Injured Garment Worker Gets $3,000 After Clothier Intervenes

A Phnom Penh garment factory making items for a famous US clothier paid a former worker nearly $3,000 on Monday in compensation for an eye injury, after a representative of the company, GAP Inc, got involved in the case.

According to the Labor Ministry’s report on the case, Hong Kong-owned Gennon Gar­ment Manufacturing agreed to pay victim Huot Sokcheng $593 for medical costs and $2,400 for compensation for damages to her career as a garment worker. The lump-sum payment was calculated based on wages of $10 per month for 20 years. In return, the woman agreed not to ask anything more if her eye gets worse in the future, the report said.

“The case was solved.

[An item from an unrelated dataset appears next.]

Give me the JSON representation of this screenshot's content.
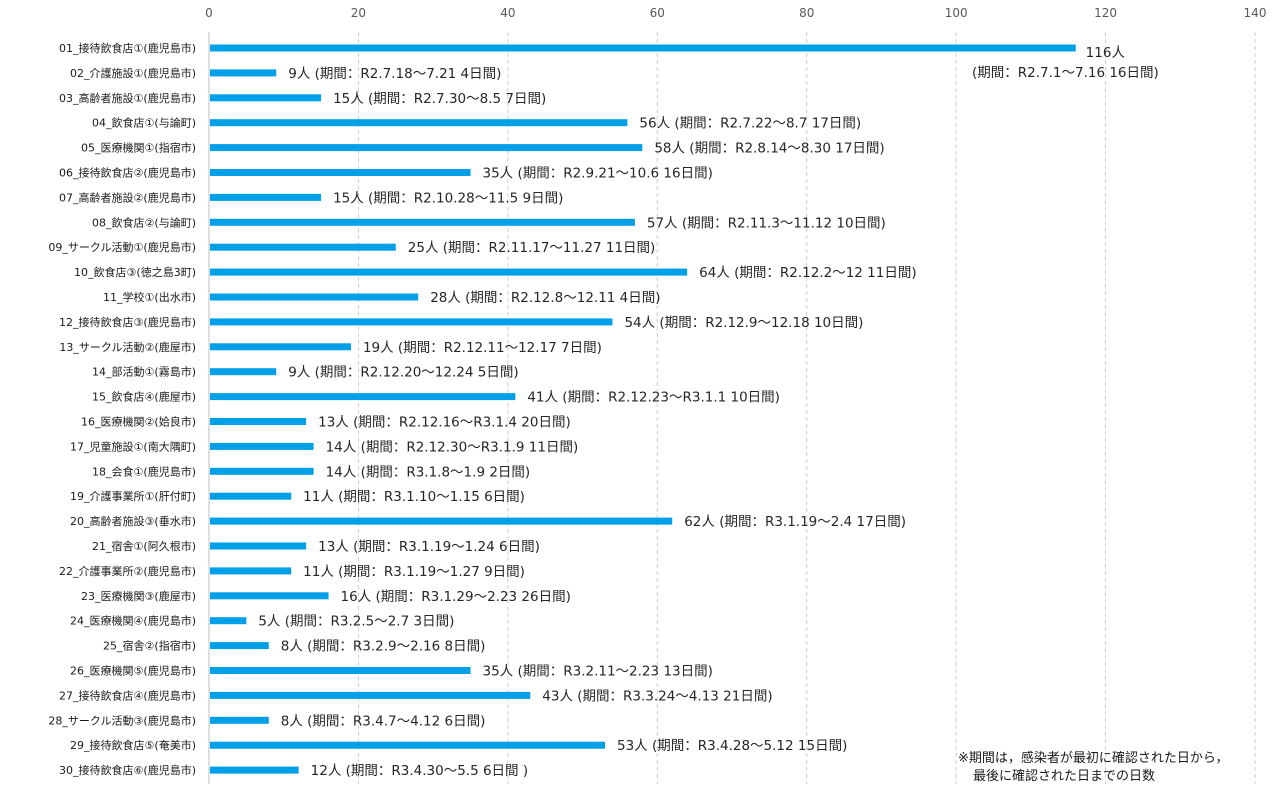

As requested, she received all the money yesterday,” said Wooi-Keat Foo, a GAP compliance officer who was sent from Singapore to Phnom Penh to investigate the dispute on behalf of GAP’s corporate headquarters in the US city of San Francisco.

According to the Cambodian Labor Organization, Huot Sok­cheng injured her left eye in January when she was sewing clothes with a machine. A needle in the machine accidentally broke and impaled her eye, labor officials said.

The factory took her to a private hospital and paid medical expenses for the first three days but refused to pay for additional treatment, officials said. She had to spend another $593 herself, the officials said.

Gennon Garment paid the woman in cash at the Labor Ministry on Monday in front of representatives from the Ministry of Labor, the Cam­bodian Labor Organization and the GAP representative, officials said.

“I don’t think that money is enough for her loss, but it’s still a victory for us,” said Luos Seyha, administration manager of the Cambodian Labor Organization, which represented Huot Sok­cheng. The 29-year-old mother is still on medication, and suffering weak vision and head­aches, Luos Seyha said.

Tam Kam Fai, chief accountant of the factory, maintained that the factory did everything by the book. “As we do business in Cambodia, we must follow the Cambodian labor law. We settled the case in accordance with the law,” he said.

However, the manufacturer had not been cooperative with labor activists or the ministry, Cambodian Labor Organization officials maintained Tues­day. The factory had ignored Huot Sok­cheng’s request to be paid medical expenses for months, the officials claimed. The Labor Ministry in April ordered Gennon Gar­ment to reimburse all the medical expenses and pay compensation, but the factory did not respond, labor officials said.

Cambodian Labor Organiza­tion officials said the case took a positive turn when the Free Trade Union of Workers for the Kingdom of Cambodia sent an

e-mail on the case to a US-based workers rights monitoring group, Global Exchange, early this month. GAP headquarters immediately sent Foo to Cambodia.

“I came here to try to help solve the issue, not pressure the factory or anybody,” Foo said, declining to elaborate.